Hi all. I'm looking for information on the short-lived Oxford Zoo (1931-1937). I know the outgoing animal collection nucleated Dudley, but I can't find why closure was announced just five years after opening. Initial attendance was high, there were some major crowd-pullers, and the contemporary zoo establishment seemed supportive. Do any history buffs know why it closed? Thanks.
Sorry, was poor attempt at humour. The old Oxford Zoo in St Aldates, is now the home of Thames Valley Police Headquarters.
There is a brief chapter on the Oxford Zoological Garden in Clinton Keeling's book “Where the Lion Trod” (1984) but, unfortunately, this work provides very little information about the place. According to Clin, based on an article in “The Oxford Monthly”, a Captain F. W. Cooper took control of the zoo to avert “some kind of crisis” and he goes on to add “it rather implies there had been that old bugbear, financial trouble”. Frustratingly, no further details about the crisis or the financial problems are supplied. It would appear that the efforts of Captain Cooper were unsuccessful, though, as next we learn is that the animals are being sent to Dudley.

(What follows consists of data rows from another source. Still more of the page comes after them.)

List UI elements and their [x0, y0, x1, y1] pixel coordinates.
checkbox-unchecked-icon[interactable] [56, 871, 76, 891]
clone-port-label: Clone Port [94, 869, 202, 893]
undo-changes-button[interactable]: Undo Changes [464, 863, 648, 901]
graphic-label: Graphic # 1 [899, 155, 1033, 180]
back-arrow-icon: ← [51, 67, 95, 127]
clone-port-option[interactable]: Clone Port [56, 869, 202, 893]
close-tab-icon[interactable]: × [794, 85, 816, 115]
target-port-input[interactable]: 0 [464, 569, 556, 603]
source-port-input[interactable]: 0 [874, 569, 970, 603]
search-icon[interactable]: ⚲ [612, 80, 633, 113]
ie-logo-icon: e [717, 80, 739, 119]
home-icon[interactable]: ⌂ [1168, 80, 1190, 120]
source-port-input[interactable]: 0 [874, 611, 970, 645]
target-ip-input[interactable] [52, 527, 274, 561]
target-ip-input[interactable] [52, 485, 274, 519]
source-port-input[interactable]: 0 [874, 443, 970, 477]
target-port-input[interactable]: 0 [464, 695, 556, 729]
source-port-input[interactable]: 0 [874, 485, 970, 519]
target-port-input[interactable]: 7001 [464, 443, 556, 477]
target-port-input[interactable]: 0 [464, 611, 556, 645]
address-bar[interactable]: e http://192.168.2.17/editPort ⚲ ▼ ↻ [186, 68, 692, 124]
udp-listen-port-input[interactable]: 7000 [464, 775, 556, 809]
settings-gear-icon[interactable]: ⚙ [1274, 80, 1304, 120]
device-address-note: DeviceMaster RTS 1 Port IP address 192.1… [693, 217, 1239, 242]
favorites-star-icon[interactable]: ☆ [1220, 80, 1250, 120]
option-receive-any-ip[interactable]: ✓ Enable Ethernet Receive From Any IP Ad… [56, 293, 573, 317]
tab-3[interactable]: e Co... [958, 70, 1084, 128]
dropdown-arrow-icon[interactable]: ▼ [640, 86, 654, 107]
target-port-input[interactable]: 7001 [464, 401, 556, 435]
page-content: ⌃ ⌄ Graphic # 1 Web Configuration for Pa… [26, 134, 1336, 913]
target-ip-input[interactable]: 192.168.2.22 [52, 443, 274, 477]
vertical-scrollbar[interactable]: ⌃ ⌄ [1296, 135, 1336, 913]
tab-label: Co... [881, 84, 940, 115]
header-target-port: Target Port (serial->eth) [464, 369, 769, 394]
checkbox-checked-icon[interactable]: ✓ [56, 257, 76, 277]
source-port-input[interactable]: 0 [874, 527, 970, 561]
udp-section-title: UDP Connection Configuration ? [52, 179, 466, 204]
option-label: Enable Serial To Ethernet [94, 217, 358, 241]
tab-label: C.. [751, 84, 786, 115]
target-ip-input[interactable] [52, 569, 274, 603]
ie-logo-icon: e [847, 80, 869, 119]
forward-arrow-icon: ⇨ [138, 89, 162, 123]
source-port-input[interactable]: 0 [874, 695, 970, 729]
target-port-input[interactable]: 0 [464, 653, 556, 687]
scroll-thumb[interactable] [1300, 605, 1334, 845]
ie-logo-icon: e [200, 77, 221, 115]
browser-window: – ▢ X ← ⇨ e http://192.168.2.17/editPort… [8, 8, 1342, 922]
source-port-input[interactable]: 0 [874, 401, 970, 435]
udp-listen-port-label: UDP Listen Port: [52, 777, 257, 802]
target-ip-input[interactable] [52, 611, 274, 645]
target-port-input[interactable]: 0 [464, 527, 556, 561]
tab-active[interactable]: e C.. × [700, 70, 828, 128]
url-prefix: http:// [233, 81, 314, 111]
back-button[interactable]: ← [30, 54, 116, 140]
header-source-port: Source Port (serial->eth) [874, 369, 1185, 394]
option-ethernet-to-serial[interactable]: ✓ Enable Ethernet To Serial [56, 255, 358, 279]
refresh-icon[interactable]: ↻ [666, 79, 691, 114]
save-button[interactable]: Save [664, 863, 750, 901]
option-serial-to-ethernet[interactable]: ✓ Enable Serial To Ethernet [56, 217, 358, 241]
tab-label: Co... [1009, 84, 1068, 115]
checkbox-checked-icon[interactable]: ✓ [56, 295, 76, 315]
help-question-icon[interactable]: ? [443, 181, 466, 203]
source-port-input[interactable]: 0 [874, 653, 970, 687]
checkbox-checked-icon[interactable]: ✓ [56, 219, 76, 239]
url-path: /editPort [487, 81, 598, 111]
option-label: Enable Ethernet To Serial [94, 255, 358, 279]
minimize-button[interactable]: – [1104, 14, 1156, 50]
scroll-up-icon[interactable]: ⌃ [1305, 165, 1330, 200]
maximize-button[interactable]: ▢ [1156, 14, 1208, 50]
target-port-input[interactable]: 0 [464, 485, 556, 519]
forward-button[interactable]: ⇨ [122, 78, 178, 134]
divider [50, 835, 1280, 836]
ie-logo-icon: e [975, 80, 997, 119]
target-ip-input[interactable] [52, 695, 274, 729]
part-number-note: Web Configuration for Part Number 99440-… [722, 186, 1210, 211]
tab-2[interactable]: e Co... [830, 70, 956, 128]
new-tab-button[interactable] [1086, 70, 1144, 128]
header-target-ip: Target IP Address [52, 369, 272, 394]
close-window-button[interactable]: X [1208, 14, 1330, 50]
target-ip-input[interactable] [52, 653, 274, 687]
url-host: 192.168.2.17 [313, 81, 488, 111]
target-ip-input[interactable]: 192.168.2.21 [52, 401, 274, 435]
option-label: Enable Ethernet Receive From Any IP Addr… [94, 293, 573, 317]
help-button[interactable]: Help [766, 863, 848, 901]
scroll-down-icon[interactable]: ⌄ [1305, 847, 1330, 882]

Some years ago I examined some papers* from the Oxford Zoo which are now held in the Dudley Council Archives and I wrote up an article for the Bartlett Society Journal#. Can't put my hands on it currently but maybe someone on here can. Whether it shed any light on reasons for closure I can't recall. Have had several sleeps since then. * "Some" papers because they were held in a damp location at Dudley Zoo and some (which I wasn't allowed to access) are now so mouldy that they constitute a health risk! # My article was in Journal 12 (2001). I note also that Journal 23 (2012) includes an article on Oxford Zoo by Jim Clubb.
In addition to the two articles in the Bartlett Society's Journals and Clinton Keeling's "Where the Lion Trod" the only other published account I am aware of is a booklet "Gosford Hill & Oxford Zoo" by John Amor and published by the Kidlington & District History Society in 2008. I must say that Shavington Zoo's article in the BS Journal 12 is the most informative in providing clues to the closure of the Oxford Zoo. Indeed in this article he revealed that invoices for the Oxford Zoo were being paid by the Dudley Zoological Society as early as February 1936 (Dudley Zoo did not open until 1937), and there is evidence that the Oxford Zoo site was owned by a third party, perhaps by a receiver. It does. therefore, seem likely that the Oxford Zoo had been in financial difficulties. Perhaps the newly-formed Dudley Zoological Society had been in a position to support Oxford Zoo, allowing it to remain open until much of the animal collection could be transferred for the opening of the new Dudley Zoo? Certainly obtaining animals already established in a UK zoo would have advantages over sourcing recently wild-caught animals from animal dealers.